Come Antonella Arca, che, laurea in ingegneria informatica, dopo dieci anni all’estero tra Spagna e Inghilterra ha staccato di nuovo il biglietto per Cagliari per fondarci la propria startup, Make tag. La tecnologia software sviluppata attira l’attenzione di Paola Marinone, founder della più grande Buzzmyvideos: Arca vende, e realizza – a 34 anni – la sua prima exit. Ma, ed è la cosa più importante, comincia a pensare al business in maniera diversa; in maniera, cioè, che possa avere un impatto sul territorio.
“Volevo contribuire allo sviluppo della mia regione – spiega – mettendo in gioco la rete di contatti costruita negli anni, e qualche vecchia conoscenza”. Nasce così il Digital Creativity Summer Camp, organizzato dall’Università di Cagliari della prorettrice Maria Chiara Di Guardo in collaborazione con Arca, Marinone e The Net Value. L’evento ha portato in città a fine giugno più di 50 professionisti del digital provenienti da tutta Europa. Per quattro giorni i partecipanti hanno seguito corsi di altissimo livello tenuti da docenti come Neil Maiden, della City University di Londra, e Joshua Kerievsky, fondatore di Industrial Logic. Tutto gratuito. “Con queste iniziative e il Contamination lab vogliamo creare un ponte tra innovazione e imprese – precisa Di Guardo – e attivare un network che alimenti l’ecosistema di Cagliari”. Lo schema per puntare a un Rinascimento? Quello collaudato: portare in città persone di talento, cercando, possibilmente, di trattenerle. Molte cose sono cambiate in questi anni, e non tutte in negativo. La disponibilità di voli a basso costo per tutte le principali capitali europee, ad esempio, e le connessioni ad alta velocità, che consentono di lavorare in remoto.
”E’ il mio modo di restituire qualcosa alla città” riflette Arca. “La parte commerciale di un’impresa ha bisogno di una sede in città più grandi; ma il software può essere sviluppato ovunque.

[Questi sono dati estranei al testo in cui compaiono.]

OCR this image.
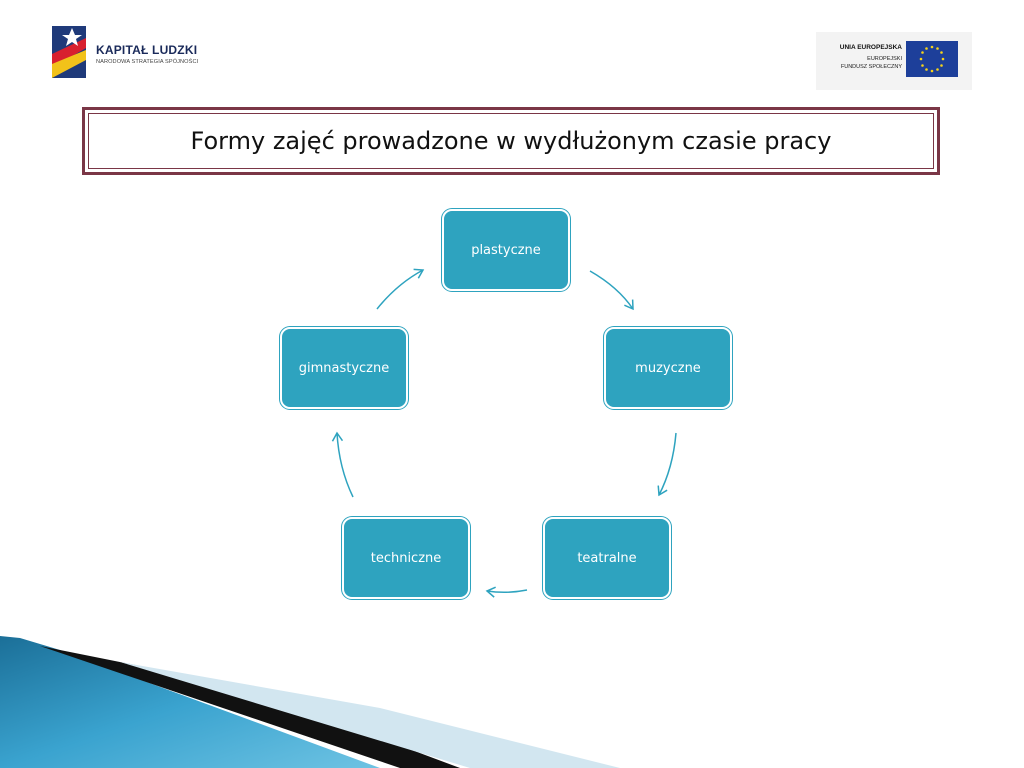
KAPITAŁ LUDZKI
NARODOWA STRATEGIA SPÓJNOŚCI
UNIA EUROPEJSKA
EUROPEJSKI
FUNDUSZ SPOŁECZNY
Formy zajęć prowadzone w wydłużonym czasie pracy
plastyczne
muzyczne
teatralne
techniczne
gimnastyczne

Molti vanno all’estero, magari in Oriente; e allora perché non in Sardegna, dove l’ecosistema e le competenze ci sono da anni?“.
Mariani conferma. “Qui non è raro ricevere un finanziamento regionale per la propria impresa innovativa. Le startup hanno un palcoscenico globale: in un’epoca come la nostra, l’insularità non è un limite insuperabile. Venire a Cagliari o a Milano, per un cliente di Londra, è praticamente la stessa cosa. Insomma, avere sede qui può essere un limite per chi lavora con l’Italia; ma per le startup, che per definizione propongono un modello replicabile e scalabile, direi di no”. Col vantaggio che in Sardegna c’è il mare, e la qualità della vita è alta.
La conclusione di questa storia fatta di andate e ritorni di fiamma l’abbiamo chiesta proprio a Grauso. La voce al telefono è calma, cortese. Poche parole, stile laconico. Formidabili quegli anni, Grauso. Cosa conta per ripetere quell’esperienza? “Una cosa sola – risponde – La visione.”